Hak ini juga tertuang dalam UU No. 23 Tahun 2002 tentang Perlindungan Anak yang mengamanatkan agar kepentingan terbaik bagi anak menjadi pertimbangan penting dalam soal pengasuhan.
Perampasan hak pengasuhan yang diikuti dengan pemutusan seluruh hubungan komunikasi antara ibu dan anak menyebabkan anak tidak dapat mengakses pengasuhan yang setara pasca perceraian, yang dikhawatirkan berdampak jangka panjang pada pertumbuhan dirinya.
Sebelumnya, lima orang ibu mengajukan uji materi Pasal 330 ayat (1) KUHP yang dinilai menimbulkan ketidakpastian hukum. Aelyn Hakim, Shelvia, Nur, Angelia Susanto, dan Roshan Kaish Sadaranggani mempersoalkan frasa "barang siapa" dalam Pasal tersebut.
Pada Kamis (26/9/2024), MK menolak permohonan para pemohon.
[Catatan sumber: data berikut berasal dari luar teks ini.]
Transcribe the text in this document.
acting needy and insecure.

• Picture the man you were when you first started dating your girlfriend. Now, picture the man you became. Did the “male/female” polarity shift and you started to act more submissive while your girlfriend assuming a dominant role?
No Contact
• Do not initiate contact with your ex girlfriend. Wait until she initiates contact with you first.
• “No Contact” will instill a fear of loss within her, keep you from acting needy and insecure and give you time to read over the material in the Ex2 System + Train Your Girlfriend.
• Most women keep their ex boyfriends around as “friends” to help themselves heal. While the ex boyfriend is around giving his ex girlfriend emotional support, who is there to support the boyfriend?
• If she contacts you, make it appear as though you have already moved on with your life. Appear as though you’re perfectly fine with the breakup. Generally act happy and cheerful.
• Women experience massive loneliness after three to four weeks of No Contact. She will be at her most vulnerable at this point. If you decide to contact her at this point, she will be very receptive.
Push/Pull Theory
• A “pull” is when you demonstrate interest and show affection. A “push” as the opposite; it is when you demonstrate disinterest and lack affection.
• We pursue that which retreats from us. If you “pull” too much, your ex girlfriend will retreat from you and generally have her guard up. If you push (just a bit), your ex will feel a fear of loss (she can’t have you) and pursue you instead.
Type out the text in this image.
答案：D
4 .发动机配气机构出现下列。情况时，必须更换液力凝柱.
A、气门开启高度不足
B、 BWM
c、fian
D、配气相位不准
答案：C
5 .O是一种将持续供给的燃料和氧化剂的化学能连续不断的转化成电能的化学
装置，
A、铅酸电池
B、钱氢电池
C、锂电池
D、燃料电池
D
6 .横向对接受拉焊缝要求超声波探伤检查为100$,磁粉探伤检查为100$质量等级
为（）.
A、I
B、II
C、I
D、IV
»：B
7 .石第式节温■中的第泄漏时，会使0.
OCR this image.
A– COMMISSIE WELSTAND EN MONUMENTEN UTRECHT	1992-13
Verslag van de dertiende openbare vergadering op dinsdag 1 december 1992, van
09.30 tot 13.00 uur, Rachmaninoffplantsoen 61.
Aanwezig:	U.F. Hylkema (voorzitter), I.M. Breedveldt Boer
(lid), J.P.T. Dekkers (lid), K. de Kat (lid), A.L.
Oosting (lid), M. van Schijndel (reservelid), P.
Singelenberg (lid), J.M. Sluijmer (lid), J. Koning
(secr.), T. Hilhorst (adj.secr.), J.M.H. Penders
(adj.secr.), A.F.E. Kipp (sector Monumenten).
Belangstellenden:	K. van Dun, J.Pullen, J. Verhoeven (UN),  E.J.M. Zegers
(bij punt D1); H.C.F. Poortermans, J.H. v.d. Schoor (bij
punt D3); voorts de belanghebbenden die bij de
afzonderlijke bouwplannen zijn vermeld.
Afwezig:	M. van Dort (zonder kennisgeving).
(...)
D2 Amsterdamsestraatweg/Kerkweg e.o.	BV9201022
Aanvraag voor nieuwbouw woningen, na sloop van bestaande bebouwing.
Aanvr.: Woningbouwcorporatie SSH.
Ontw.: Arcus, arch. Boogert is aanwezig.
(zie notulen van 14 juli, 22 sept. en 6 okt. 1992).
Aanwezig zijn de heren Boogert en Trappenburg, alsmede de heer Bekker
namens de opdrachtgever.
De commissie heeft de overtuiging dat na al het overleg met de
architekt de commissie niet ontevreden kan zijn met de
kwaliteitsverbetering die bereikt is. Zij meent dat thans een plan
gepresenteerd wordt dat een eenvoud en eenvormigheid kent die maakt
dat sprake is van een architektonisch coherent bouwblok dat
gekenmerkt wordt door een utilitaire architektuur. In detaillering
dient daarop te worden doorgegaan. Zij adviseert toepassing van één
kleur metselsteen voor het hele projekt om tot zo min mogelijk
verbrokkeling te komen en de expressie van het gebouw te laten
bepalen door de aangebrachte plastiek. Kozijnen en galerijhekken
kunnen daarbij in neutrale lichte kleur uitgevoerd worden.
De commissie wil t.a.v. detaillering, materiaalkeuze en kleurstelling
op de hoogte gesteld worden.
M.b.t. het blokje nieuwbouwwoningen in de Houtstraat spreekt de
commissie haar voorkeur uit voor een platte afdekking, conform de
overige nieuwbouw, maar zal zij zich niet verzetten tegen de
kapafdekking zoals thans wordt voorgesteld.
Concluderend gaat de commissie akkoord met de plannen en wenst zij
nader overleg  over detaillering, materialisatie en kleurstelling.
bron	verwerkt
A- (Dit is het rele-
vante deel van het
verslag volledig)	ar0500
Akan tetapi, dalam pertimbangan putusan, MK menegaskan bahwa orang tua kandung yang mengambil anak secara paksa tanpa hak atau izin dapat dipidana sebab tindakan tersebut termasuk dalam Pasal 330 ayat (1) KUHP.
Menurut para pemohon, berdasarkan pengalaman pribadi mereka, frasa “barang siapa” pada pasal dimaksud berpotensi ditafsirkan bahwa ayah atau ibu kandung dari anak tidak dapat dimintai pertanggungjawaban atas tuduhan menculik anak kandung sendiri.
Kelima pemohon merupakan ibu yang bercerai dan memiliki hak asuh anak berdasarkan putusan pengadilan. Namun, mereka tidak lagi dapat bertemu dengan buah hatinya karena sang ayah diduga membawa kabur anak.
Ketika para pemohon melaporkan perbuatan mantan suami ke kepolisian dengan menggunakan Pasal 330 ayat (1) KUHP, laporan mereka tidak diterima ataupun tidak menunjukkan perkembangan dengan alasan yang membawa kabur anak adalah ayah kandungnya sendiri.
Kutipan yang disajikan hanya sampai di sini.